My lips quirk. “My boss is pretty cute. You might like him.”

“If you're offering him to me, does that mean you don’t like him?”

I sigh. “He’s super nice. But he’s not…”

“Your mate,” she finishes.

“Exactly. ”

She sighs too. And her voice gets serious. “Speaking of matches that are never meant to be, Dylan has been asking about you.”

In the act of wriggling around to find the perfect spot to nap, I freeze.

My stare goes unfocused, barely registering the wilderness painting above the bed, or the two big windows that showcase the backyard, which is a sweet little meadow butted up against a steep rock-strewn hillside. “What have you told him?”

Dylan isn't trying to date me. Dylan is trying to catch me.

“Nothing. No one has told him anything except for the shocking fact that you up and moved. He asked where, and we said you hadn’t found a place to settle yet.”

“Keep to that story even though I think I’ll settle here for a while.”

The problem with Dylan is that he believes I'm a supernatural creature. Which thrills him, because supes are what he hunts for fun.

Although he calls us cryptids. He’s into cryptozoology. And I mean he is deep into the Kool-Aid. He calls himself a cryptid hunter.

Cryptid hunters believe that creatures of myth, legend, and extinction not only exist but have been sighted—and they chase them. As a hobby.

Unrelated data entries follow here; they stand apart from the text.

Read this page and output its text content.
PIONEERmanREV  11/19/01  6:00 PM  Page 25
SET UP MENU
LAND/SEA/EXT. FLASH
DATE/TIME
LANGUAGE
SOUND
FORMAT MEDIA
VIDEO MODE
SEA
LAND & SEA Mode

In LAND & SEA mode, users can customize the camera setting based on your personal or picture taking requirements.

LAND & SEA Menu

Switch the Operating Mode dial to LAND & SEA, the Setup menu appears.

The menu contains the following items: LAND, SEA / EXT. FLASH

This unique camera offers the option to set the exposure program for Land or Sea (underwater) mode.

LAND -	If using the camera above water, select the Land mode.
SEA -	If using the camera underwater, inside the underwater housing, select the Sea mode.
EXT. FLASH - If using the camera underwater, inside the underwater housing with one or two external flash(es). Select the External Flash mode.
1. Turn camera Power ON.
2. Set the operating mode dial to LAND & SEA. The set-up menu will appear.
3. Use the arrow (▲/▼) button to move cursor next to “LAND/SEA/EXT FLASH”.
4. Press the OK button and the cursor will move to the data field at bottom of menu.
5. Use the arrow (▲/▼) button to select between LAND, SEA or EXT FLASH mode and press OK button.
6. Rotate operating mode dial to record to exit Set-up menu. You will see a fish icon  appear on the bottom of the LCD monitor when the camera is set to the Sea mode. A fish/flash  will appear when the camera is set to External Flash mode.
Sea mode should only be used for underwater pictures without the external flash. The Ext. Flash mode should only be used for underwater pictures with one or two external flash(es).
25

Thing is, creatures like wendigos and Dogman have a tendency to return the favor. Dylan regularly posts on Facebook about being hunted, especially by wendigo. He’s not crazy. He’s lucky they haven’t killed him yet.

“Will do,” Adrian says. “But back to your boss. Cute, huh? I could go for cute. Send me a picture.”

“I will,” I murmur, trying to set my Dylan problems aside. It should be easy; I’m almost five hundred miles away.